Policies in recent decades have further expanded the role of the health care consumer. As described by author Colleen Derkatch in Why well-being sells, Neoliberal ideology has transferred responsibility for health from the state to citizens. Health has become a personal duty to maintain, even though key determinants of health such as salary, insurance, access to food and safe housing are often beyond individual control. This has given rise to a “civic and moral imperative” to become a “healthy citizen” who monitors and maintains oneself to avoid burdening the system as a whole. Now, health care consumers not only have the right to pursue individual well-being, they also have a moral responsibility, as health care citizens, to be (and stay) healthy.
As the meaning of the term “health consumer” has transformed over the past six decades, the wellness industry has flourished, selling a dream of empowerment and self-healing. As virtual healthcare becomes a common reality in Canada, the profitability of wellness culture can reach even greater heights.
But inherent to this success is the continued deterioration of public health care and the disenfranchisement of patients, who now constitute a growing clientele for welfare fraudsters. And when fringe health services are sold through virtual clinics, the pharmaceutical companies that own them also profit, a new model of wellness consumption in the 21st century.

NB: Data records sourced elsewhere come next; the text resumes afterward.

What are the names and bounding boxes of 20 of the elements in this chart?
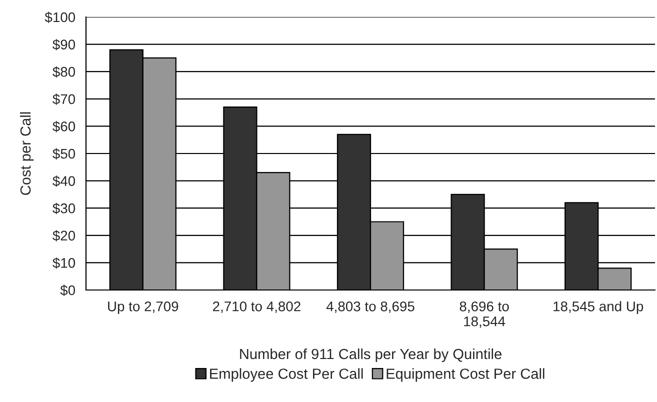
y-tick-label: $50 (52, 148, 76, 160)
y-axis-title: Cost per Call (20, 112, 34, 195)
legend-label: Equipment Cost Per Call (386, 368, 544, 382)
legend-label: Employee Cost Per Call (210, 368, 363, 382)
x-axis-title: Number of 911 Calls per Year by Quintile (240, 348, 502, 362)
y-tick-label: $40 (52, 176, 76, 187)
x-tick-label: 8,696 to 18,544 (460, 301, 509, 328)
y-tick-label: $60 (52, 120, 76, 132)
x-tick-label: Up to 2,709 (108, 301, 178, 314)
y-tick-label: $100 (44, 12, 76, 23)
y-tick-label: $10 (52, 257, 76, 269)
y-tick-label: $70 (52, 94, 76, 105)
y-tick-label: $20 (52, 230, 76, 242)
x-tick-label: 18,545 and Up (554, 301, 644, 314)
y-tick-label: $90 (52, 39, 76, 50)
x-tick-label: 4,803 to 8,695 (326, 301, 414, 313)
y-tick-label: $80 (52, 66, 76, 78)
y-tick-label: $30 (52, 202, 76, 214)
x-tick-label: 2,710 to 4,802 (212, 301, 300, 313)
y-tick-label: $0 (60, 284, 76, 296)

We are at a crossroads and entering the era of virtual healthcare. Is it better to create a diverse health market for consumers to navigate, or to establish a public right to essential, evidence-based, and easily accessible health care?
It is time to decide the extent to which we want our system to be based on expectations of good health citizenship rather than on improving health determinants like poverty. We can build a primary care infrastructure that does more than enrich welfare profiteers, it can provide the foundation for strong, broad societal health to support us all.